Меня уложили на носилки.

— Отнесите его в мастерскую к реставраторам, а у входа на последний этаж повесьте табличку: «Временно закрыто по причине реставрационных работ».

Целую неделю я провалялся в медпункте музея, который и днем и ночью охраняли вооруженные ружьями люди, всегда готовые вколоть мне дозу снотворного.

Дюран-Дюран посещал меня три раза в день для того, чтобы попрекнуть в том, что мои шрамы плохо затягиваются, а простреленная нога не заживает слишком быстро.

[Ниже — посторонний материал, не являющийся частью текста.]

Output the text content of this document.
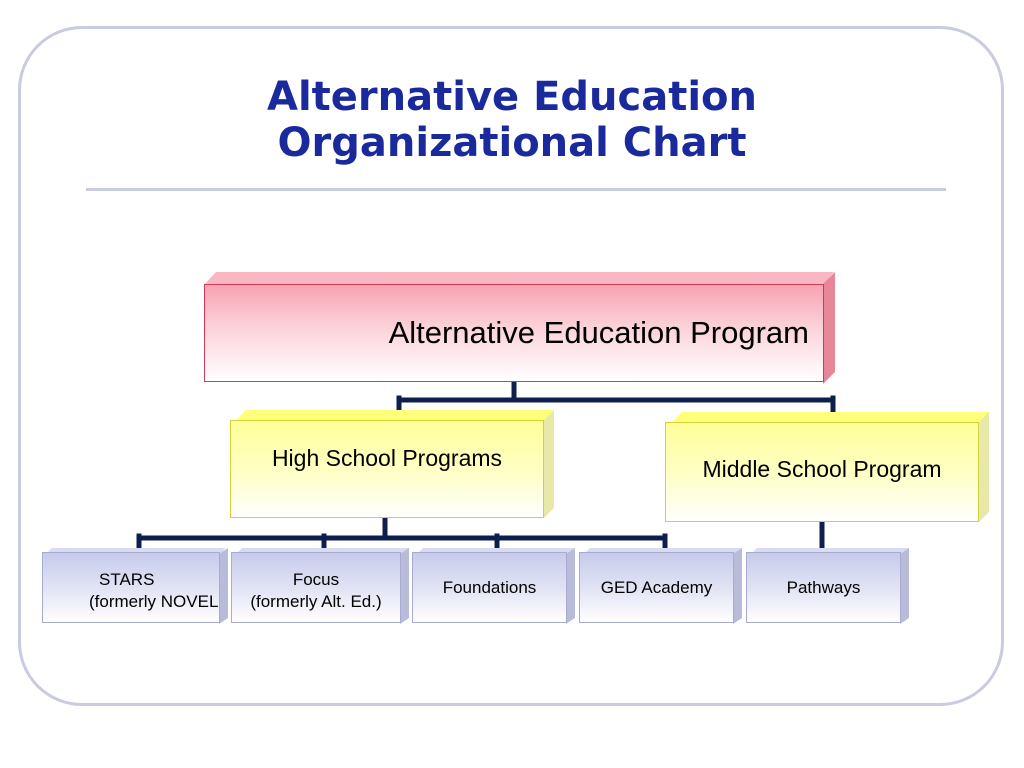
Alternative Education
Organizational Chart
Alternative Education Program
High School Programs	Middle School Program
STARS
(formerly NOVEL
Focus
(formerly Alt. Ed.)
Foundations	GED Academy	Pathways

Врач, работавший в медпункте, конечно же, заметил странные нагноения на моих рубцах. Внимательно осмотрев меня, он заметил другие тревожные симптомы: имплантанты из коллагена смещались, детали жесткости опускались, жидкости, которые служили набуханию той или иной части организма, распределялись хаотически под моей кожей, а там, где доктор Фише сваривал протезы, появились отеки.

— Я дам вам антибиотики, которые слегка пригасят воспаления, — сказал он.

Я принял его рекомендации и лекарства, но сам понимал, что происходит нечто более серьезное, чем предполагал врач: тело Адама бис постепенно разлагается.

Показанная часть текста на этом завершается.